Similarly, the Fins popularized the sauna for a reason. The average temperature during a long, dark Lapland winter is 8.5°F (-13°C). Frequent visits to the sauna serve as a break from the unrelenting cold.

Factor #3: What you’re willing to do

Maybe you’re drawn to hot tubs because you love how it feels when your muscles seem to “melt” and your skin beads with sweat.

On the other hand, perhaps you love that skin-prickling sensation of cold water against your skin, and the rush it gives your thrill-seeking self.

It all comes down to what you find pleasurable, refreshing, and worthwhile.

And remember: This doesn’t have to be a binary decision.

The Fins are known for doing both.

When they can’t bear more time in the sauna, they take a cold shower or a dip in a frigid body of water, like the Baltic Sea. They might cycle through several hot sweats and cold chills before showering off and calling it quits.

“Do what feels good for you. That way, you are more likely to do it,” says Dr. Wells.

Comparison table of hot and cold therapies

About hot and cold protocols: Don’t overthink it

As with so many health practices, it’s easy to get caught up in a “what is the IDEAL way to do this?” spiral.

That spiral will likely encourage you to try to mimic a protocol from research. For example, you might look up Dr. Geiger’s studies and see her participants sat in a 104°F (40°C) hot tub for 25 minutes until their internal temperature rose by 1 degree Celsius. Then they stayed there for 20 minutes more.

“You get pretty uncomfortable,” Dr. Geiger says.

The rare person might be willing to put themselves through that experience in the name of science and for a paycheck.

But the average person?

Probably not, which begs the question…

Can milder temperatures for shorter durations also lead to health

It’s likely, says Dr.
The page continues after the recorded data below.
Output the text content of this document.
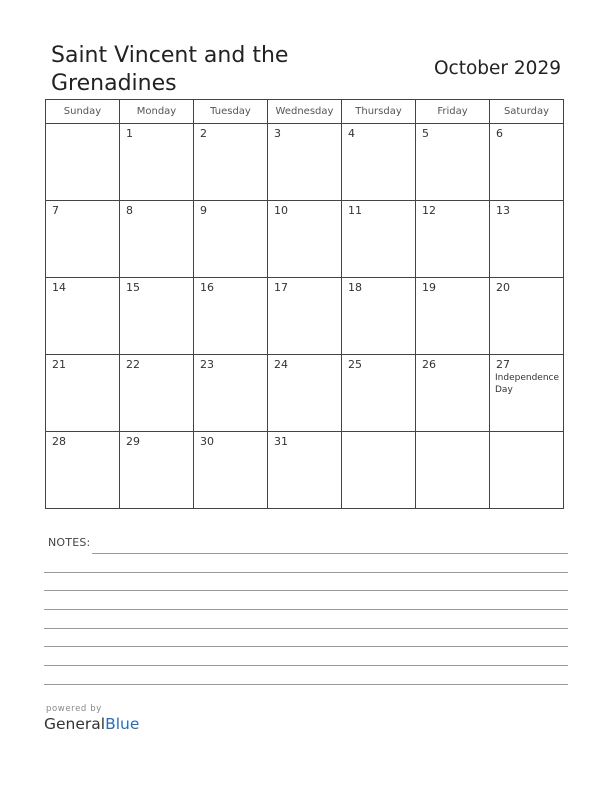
Saint Vincent and the Grenadines
October 2029
Sunday	Monday	Tuesday	Wednesday	Thursday	Friday	Saturday

	1	2	3	4	5	6

7	8	9	10	11	12	13

14	15	16	17	18	19	20

21	22	23	24	25	26	27
Independence Day

28	29	30	31			

NOTES:
powered by
GeneralBlue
Geiger, but more research is needed to know for sure.

Until future studies reveal the needed answer, put your money on heat and cold exposure functioning a lot like exercise: The tiniest romp with extreme temperatures likely offers more benefits than no romp at all.

Don’t get too hung up over finding the best protocol around—or even following our beginner protocols (below) “perfectly.”
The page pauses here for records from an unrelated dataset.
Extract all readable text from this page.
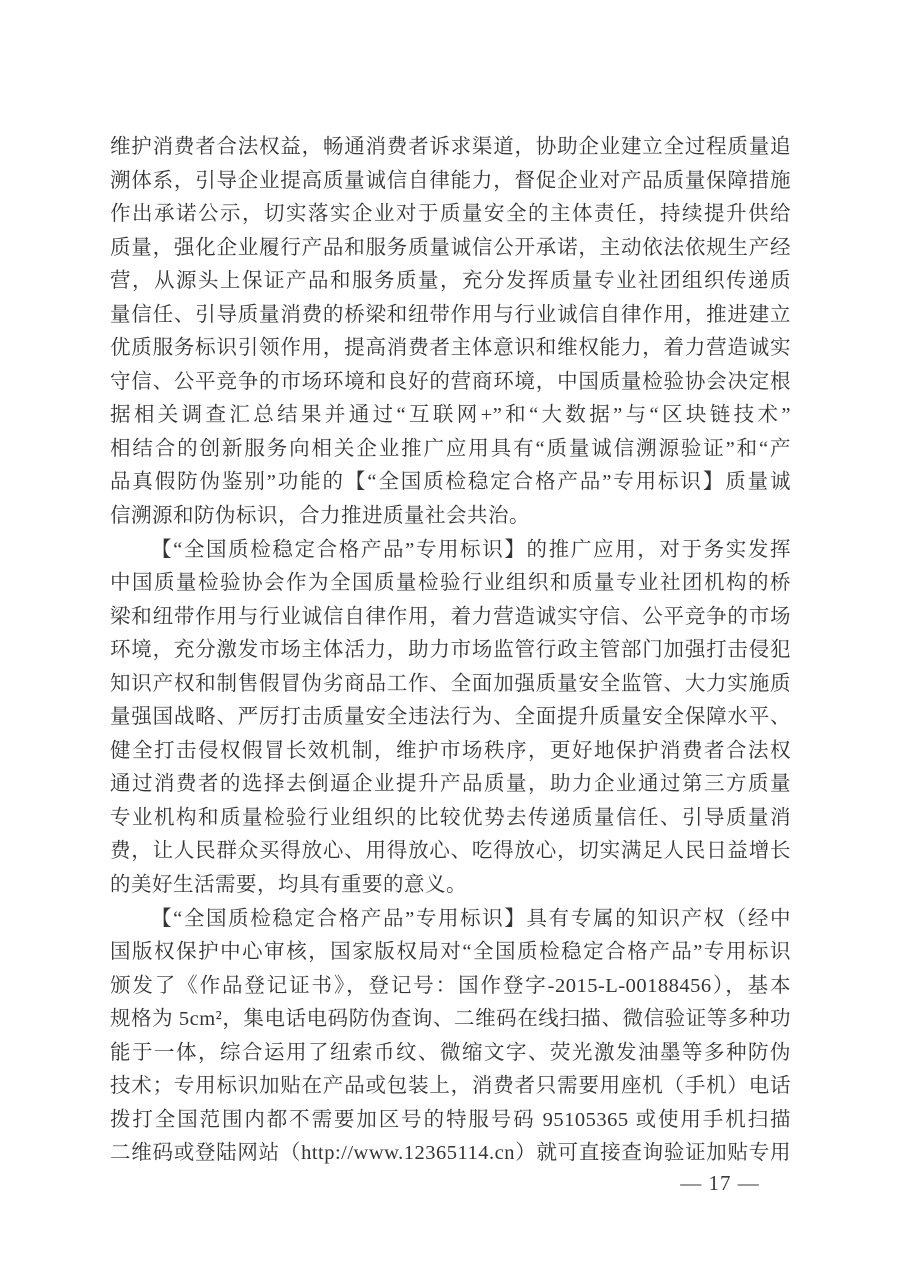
维护消费者合法权益，畅通消费者诉求渠道，协助企业建立全过程质量追
溯体系，引导企业提高质量诚信自律能力，督促企业对产品质量保障措施
作出承诺公示，切实落实企业对于质量安全的主体责任，持续提升供给
质量，强化企业履行产品和服务质量诚信公开承诺，主动依法依规生产经
营，从源头上保证产品和服务质量，充分发挥质量专业社团组织传递质
量信任、引导质量消费的桥梁和纽带作用与行业诚信自律作用，推进建立
优质服务标识引领作用，提高消费者主体意识和维权能力，着力营造诚实
守信、公平竞争的市场环境和良好的营商环境，中国质量检验协会决定根
据相关调查汇总结果并通过“互联网+”和“大数据”与“区块链技术”
相结合的创新服务向相关企业推广应用具有“质量诚信溯源验证”和“产
品真假防伪鉴别”功能的【“全国质检稳定合格产品”专用标识】质量诚
信溯源和防伪标识，合力推进质量社会共治。
【“全国质检稳定合格产品”专用标识】的推广应用，对于务实发挥
中国质量检验协会作为全国质量检验行业组织和质量专业社团机构的桥
梁和纽带作用与行业诚信自律作用，着力营造诚实守信、公平竞争的市场
环境，充分激发市场主体活力，助力市场监管行政主管部门加强打击侵犯
知识产权和制售假冒伪劣商品工作、全面加强质量安全监管、大力实施质
量强国战略、严厉打击质量安全违法行为、全面提升质量安全保障水平、
健全打击侵权假冒长效机制，维护市场秩序，更好地保护消费者合法权
通过消费者的选择去倒逼企业提升产品质量，助力企业通过第三方质量
专业机构和质量检验行业组织的比较优势去传递质量信任、引导质量消
费，让人民群众买得放心、用得放心、吃得放心，切实满足人民日益增长
的美好生活需要，均具有重要的意义。
【“全国质检稳定合格产品”专用标识】具有专属的知识产权（经中
国版权保护中心审核，国家版权局对“全国质检稳定合格产品”专用标识
颁发了《作品登记证书》，登记号：国作登字-2015-L-00188456），基本
规格为 5cm²，集电话电码防伪查询、二维码在线扫描、微信验证等多种功
能于一体，综合运用了纽索币纹、微缩文字、荧光激发油墨等多种防伪
技术；专用标识加贴在产品或包装上，消费者只需要用座机（手机）电话
拨打全国范围内都不需要加区号的特服号码 95105365 或使用手机扫描
二维码或登陆网站（http://www.12365114.cn）就可直接查询验证加贴专用
— 17 —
Instead, consider: What are you (or your client) ready, willing, and able to do, say, three times a week?

Cold water immersion protocols for beginners

At the end of your typical hot shower, turn the knob to cold. Then stick your face in the increasingly chilly water for 30 seconds. Work up to getting your whole body under the spray. This is likely all you need to feel incredibly energized as well as to boost immunity, says Dr. Wells.

Once you get used to that and you’re ready for more, extend your cold shower time. You can also try the following:

Take a short, cold bath. This can be especially helpful if you’re looking for a mood, focus, or energy boost. Aim for several minutes in water that’s around 60 F (15 C) or colder.
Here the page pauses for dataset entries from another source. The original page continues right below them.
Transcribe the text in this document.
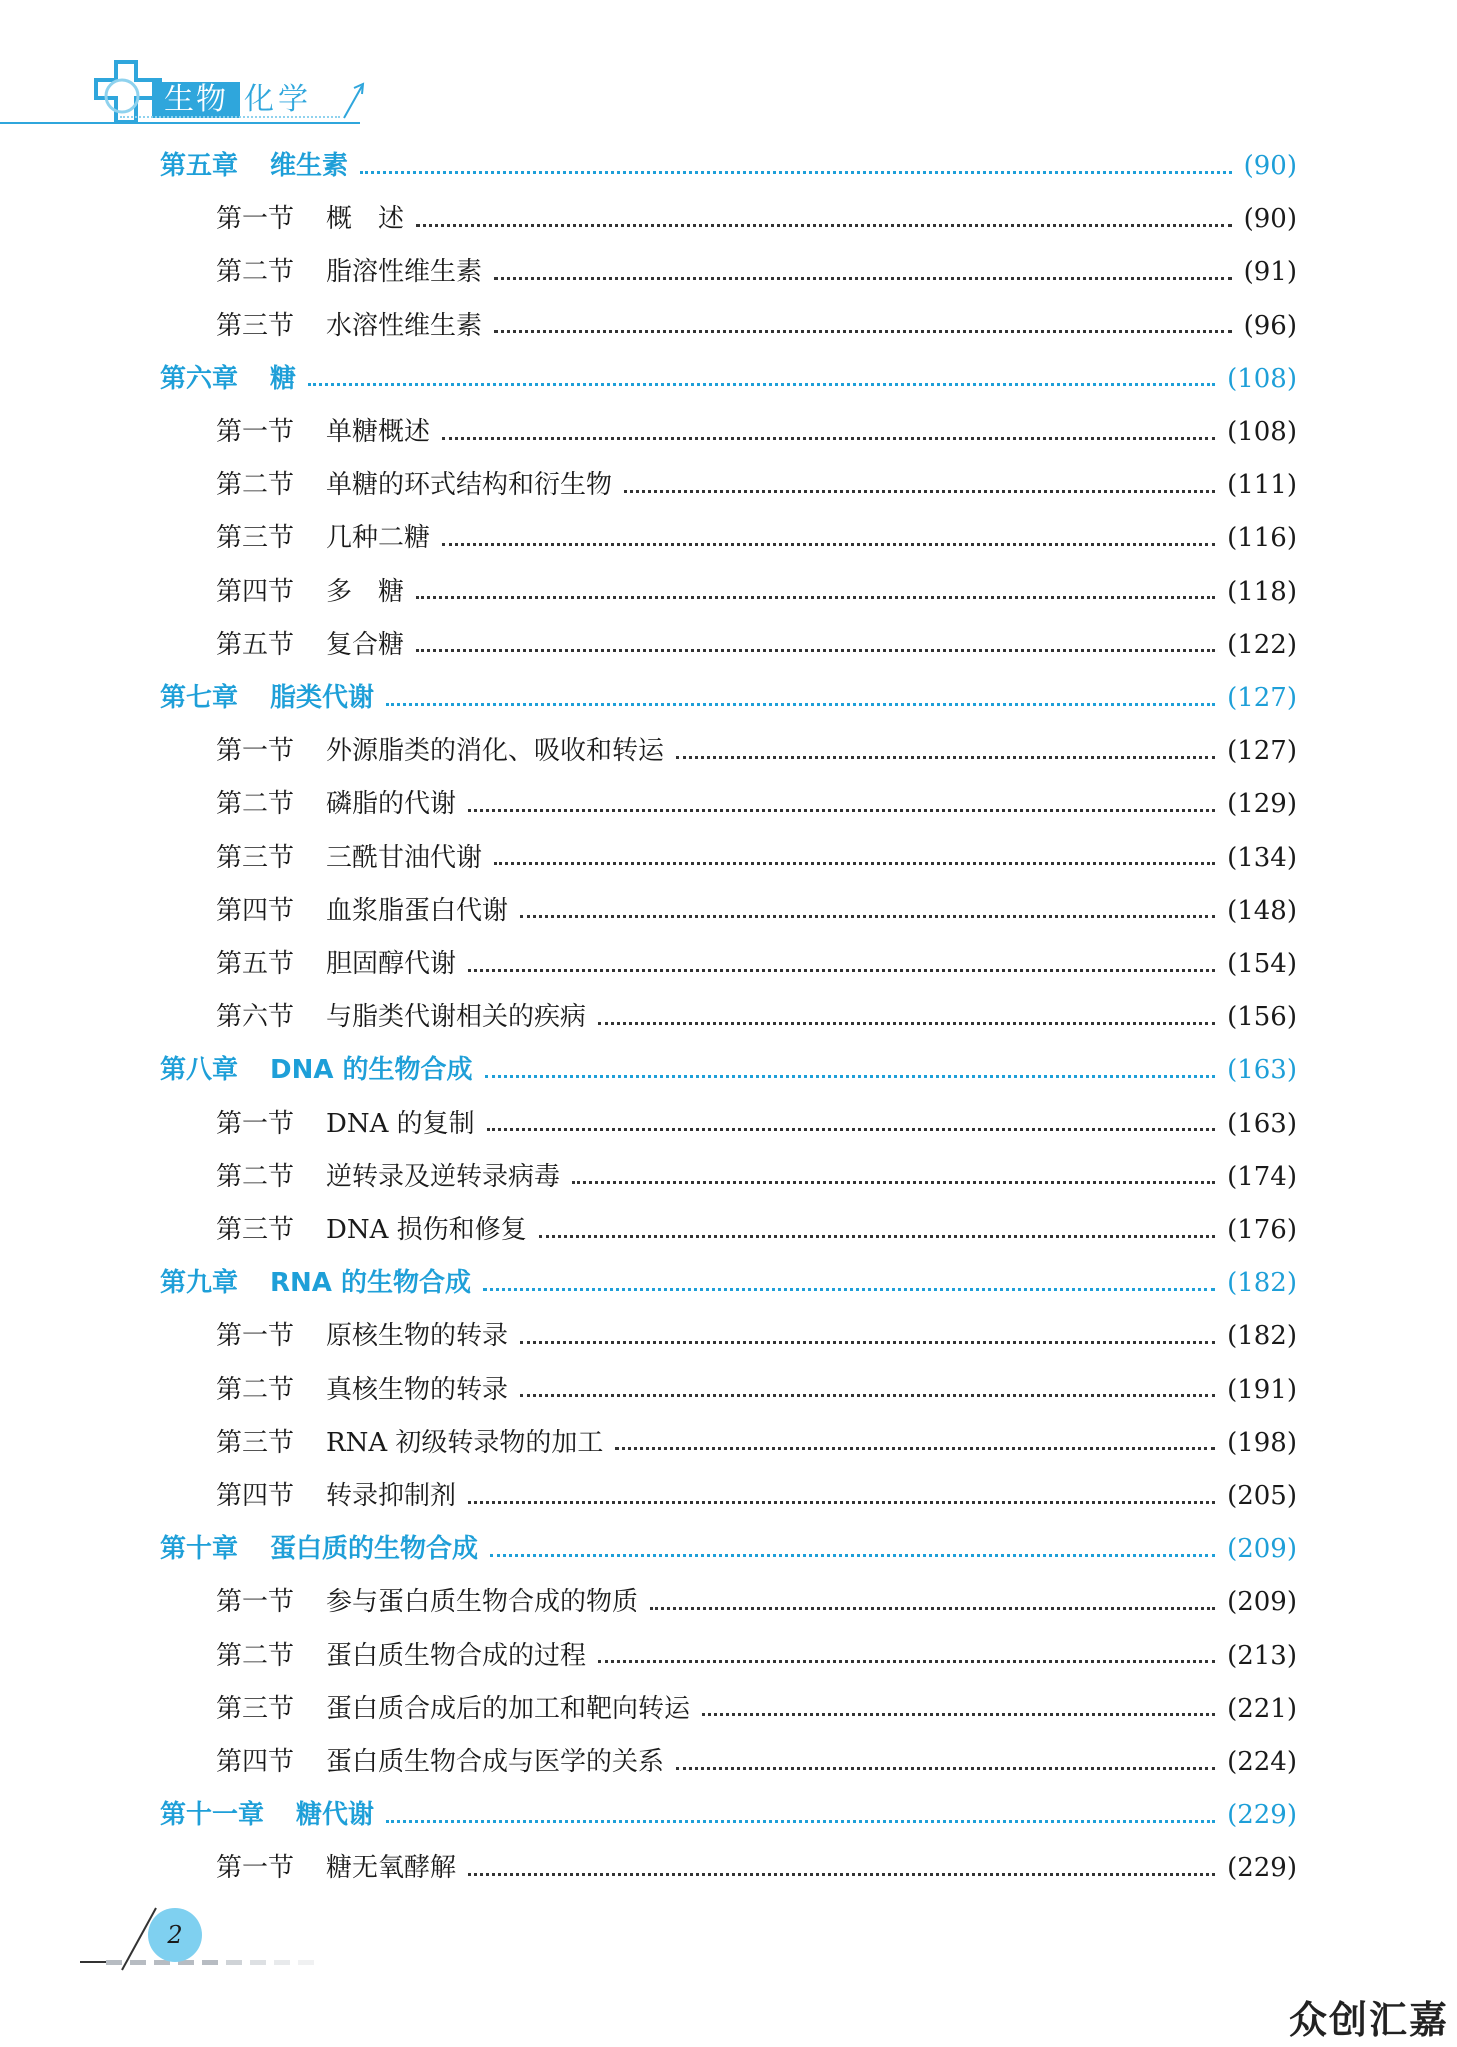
生物 化学
第五章 维生素	(90)
第一节 概　述	(90)
第二节 脂溶性维生素	(91)
第三节 水溶性维生素	(96)
第六章 糖	(108)
第一节 单糖概述	(108)
第二节 单糖的环式结构和衍生物	(111)
第三节 几种二糖	(116)
第四节 多　糖	(118)
第五节 复合糖	(122)
第七章 脂类代谢	(127)
第一节 外源脂类的消化、吸收和转运	(127)
第二节 磷脂的代谢	(129)
第三节 三酰甘油代谢	(134)
第四节 血浆脂蛋白代谢	(148)
第五节 胆固醇代谢	(154)
第六节 与脂类代谢相关的疾病	(156)
第八章 DNA 的生物合成	(163)
第一节 DNA 的复制	(163)
第二节 逆转录及逆转录病毒	(174)
第三节 DNA 损伤和修复	(176)
第九章 RNA 的生物合成	(182)
第一节 原核生物的转录	(182)
第二节 真核生物的转录	(191)
第三节 RNA 初级转录物的加工	(198)
第四节 转录抑制剂	(205)
第十章 蛋白质的生物合成	(209)
第一节 参与蛋白质生物合成的物质	(209)
第二节 蛋白质生物合成的过程	(213)
第三节 蛋白质合成后的加工和靶向转运	(221)
第四节 蛋白质生物合成与医学的关系	(224)
第十一章 糖代谢	(229)
第一节 糖无氧酵解	(229)
2
众创汇嘉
Try cold water immersion. If you have an inflammatory condition like arthritis, then you might benefit from more time in colder water, says Dr. Wells. To get your bathtub water below 60°F (15°C), you’ll likely have to add some ice. Try to soak for five to 20 minutes.

Heat immersion protocols for beginners

Take a warm bath for 15 to 20 minutes an hour or two before bed.

Then, if you’re ready, willing, and able for more, you might ditch your bathtub for a more prolonged (and hotter) immersion in a hot tub, sweat tent, or sauna.

Welcome to the ultimate 5-minute action

For many clients, experimentation with hot and cold plunges can serve as a catalyst for more behavior change.

“Try to see them as ‘gateway drugs’ for health and wellness,” says Dr. Wells. “If you get into hot and cold water immersion, I guarantee you will go to the gym at some point. The more you get into it, the more you will do and the more benefit you’ll get.”